The edge of the earth

Discussion in 'Science & History' started by Mirage, Apr 11, 2008.

  1. Mirage

    Mirage Administrator Staff Member V.I.P.

    If you were an explorer in the 16th century do you think you would have ventured far into the sea? The big concern back then was that the earth was flat and that eventually you would "fall off" the earth if you sailed too far.

    Knowing full well (it wasn't true but it was fact at the time) that if you ventured too far you could fall off the earth do you think you would have gone on journeys across the ocean?
     

  2. Major

    Major 4 legs good 2 legs bad V.I.P.

    I've always dreamed of being an explorer. I think it would be awesome having a blank map, not knowing what's out there. Of course everybody is afraid of the unknown, but without taking risks you can never find the truth.
     
  3. viLky

    viLky ykLiv

    I would have also loved to explore back then, but not in the ocean. I would be afraid the current would pull me over the edge and I would have no control over it. At least on land if I get attacked by a bear I can at least try to fight it off before I died. =P

    I want SOME control.
     
  4. ysabel

    ysabel /ˈɪzəˌbɛl/ pink 5

    Not on water. If it were a land journey, I'd search. Part of my family lives in Finistère (that's in Britanny, extreme west of France touching the Atlantic Ocean). The place is so called (from finibus terræ) because they thought it's the end of the earth. Little did they know that across the ocean is the USA, lol.
     
  5. Bananas

    Bananas Endangered Species

    Sorry to burst the bubble on this thread but as its in the history section I feel obliged to correct a common myth.

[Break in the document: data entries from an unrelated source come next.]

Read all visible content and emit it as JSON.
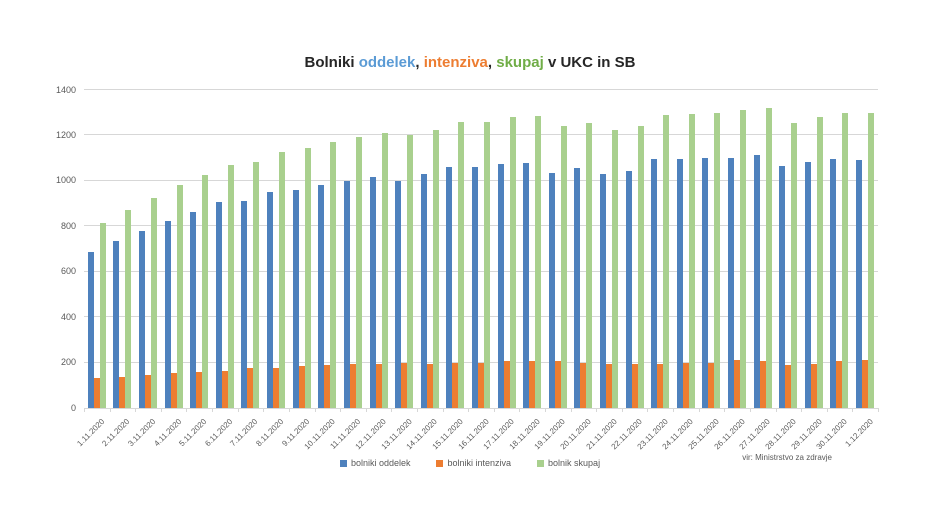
{
  "title": {
    "segments": [
      {
        "text": "Bolniki ",
        "color": "#262626"
      },
      {
        "text": "oddelek",
        "color": "#5B9BD5"
      },
      {
        "text": ", ",
        "color": "#262626"
      },
      {
        "text": "intenziva",
        "color": "#ED7D31"
      },
      {
        "text": ", ",
        "color": "#262626"
      },
      {
        "text": "skupaj",
        "color": "#70AD47"
      },
      {
        "text": " v UKC in SB",
        "color": "#262626"
      }
    ]
  },
  "source_note": "vir: Ministrstvo za zdravje",
  "colors": {
    "bar_oddelek": "#4E81BD",
    "bar_intenziva": "#ED7D31",
    "bar_skupaj": "#A9D08E",
    "gridline": "#d7d7d7",
    "axis_text": "#595959"
  },
  "legend": {
    "items": [
      {
        "label": "bolniki oddelek",
        "color": "#4E81BD"
      },
      {
        "label": "bolniki intenziva",
        "color": "#ED7D31"
      },
      {
        "label": "bolnik skupaj",
        "color": "#A9D08E"
      }
    ]
  },
  "chart_data": {
    "type": "bar",
    "title": "Bolniki oddelek, intenziva, skupaj v UKC in SB",
    "xlabel": "",
    "ylabel": "",
    "ylim": [
      0,
      1400
    ],
    "yticks": [
      0,
      200,
      400,
      600,
      800,
      1000,
      1200,
      1400
    ],
    "grid": true,
    "legend_position": "bottom",
    "categories": [
      "1.11.2020",
      "2.11.2020",
      "3.11.2020",
      "4.11.2020",
      "5.11.2020",
      "6.11.2020",
      "7.11.2020",
      "8.11.2020",
      "9.11.2020",
      "10.11.2020",
      "11.11.2020",
      "12.11.2020",
      "13.11.2020",
      "14.11.2020",
      "15.11.2020",
      "16.11.2020",
      "17.11.2020",
      "18.11.2020",
      "19.11.2020",
      "20.11.2020",
      "21.11.2020",
      "22.11.2020",
      "23.11.2020",
      "24.11.2020",
      "25.11.2020",
      "26.11.2020",
      "27.11.2020",
      "28.11.2020",
      "29.11.2020",
      "30.11.2020",
      "1.12.2020"
    ],
    "series": [
      {
        "name": "bolniki oddelek",
        "color": "#4E81BD",
        "values": [
          685,
          735,
          780,
          825,
          865,
          905,
          910,
          950,
          960,
          980,
          1000,
          1015,
          1000,
          1030,
          1060,
          1060,
          1075,
          1080,
          1035,
          1055,
          1030,
          1045,
          1095,
          1095,
          1100,
          1100,
          1115,
          1065,
          1085,
          1095,
          1090
        ]
      },
      {
        "name": "bolniki intenziva",
        "color": "#ED7D31",
        "values": [
          130,
          135,
          145,
          155,
          160,
          165,
          175,
          175,
          185,
          190,
          195,
          195,
          200,
          195,
          200,
          200,
          205,
          205,
          205,
          200,
          195,
          195,
          195,
          200,
          200,
          210,
          205,
          190,
          195,
          205,
          210
        ]
      },
      {
        "name": "bolnik skupaj",
        "color": "#A9D08E",
        "values": [
          815,
          870,
          925,
          980,
          1025,
          1070,
          1085,
          1125,
          1145,
          1170,
          1195,
          1210,
          1200,
          1225,
          1260,
          1260,
          1280,
          1285,
          1240,
          1255,
          1225,
          1240,
          1290,
          1295,
          1300,
          1310,
          1320,
          1255,
          1280,
          1300,
          1300
        ]
      }
    ]
  }
}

    The Earth was never thought to of been flat, it was a myth conjured up in the 19th century by fiction writer Washington Irving to ridicule creationists.

    For a very long time it has been known that the Earth was a sphere;

    The ancient greek diety Atlas famously carries the Earth on his back represented as a sphere.

    Since humans first started casting boats to water they would watch the boats dissapear over the horizon and then return, they knew this was only possible if the Earth was spherical.

    It was also assumed the world was spherical as the moon was clearly spherical, plus when the Earth eclipes the moon it will cast its spherical shadow on it giving more evidence to its shape.

    Finally you have trigonometry, a system of maths that has been calculated for at least 4000 years but came into real significant with the Greeks. Trigonometry says that Three sides of a triangle must equal 180*, if you calculate the angle between 3 points on the earth you can prove its spherical and make a conservative guess to its size using Pythagoras' theory.This could also be proved by observing the stars form the equator and then agian from further up the hemisphere as Aristotle provedin 350BC.


    When Columbus set sail he did not fear falling off the edge of the Earth, he was looking and exploring for an alternate trade route from Europe to India again something only possible if he believed the Earth was spherical. This also explains why Native Americans were called Indians and why the West Indies are no where near the East Indies.:)
     
    Last edited: Apr 12, 2008
  6. MenInTights

    MenInTights not a plastic bag

    Creationists or Catholics? I can see the Catholics, but its hard to see there being a evolution movement in the early 1800's.
     
  7. Bananas

    Bananas Endangered Species

    Creationists or Catholics; basically anyone who opposed the idea of Darwinism in the 1830s.

    The specific book to which the myth derives is 'The Life and Voyages of Christopher Columbus' it was written with an alternate notion by Irving as a snide attack on those who rejected Darwins theories. In essence he was saying look how stupid you are to believe the world is flat, the truth was that they did not think the world was flat before or after Columbus voyages.
     
  8. Doc

    Doc Trust me, I'm The Doctor. V.I.P.

    I'd love to be one of the first people to get here after the Native Americans were pushed back.

    No offense, of course, it was a wrong thing to have happened. I just think that I'd love to have explored all of that land before we took over completely. Maybe find my way to the West Coast?
     
  9. Cheomesh

    Cheomesh Registered Member

    If you're wondering about the lack of exploration beyond Europe for a long period of time, I would like to invite you to begin to plan the logistics behind sailing for an unspecified period of time on an ocean that would love to kill you.

    M.
     
  10. dDave

    dDave Guardian of the Light V.I.P.

    I think that it'd be pretty cool to be in unexplored waters going where no one has ever gone before, but nowadays it's impossible to do that.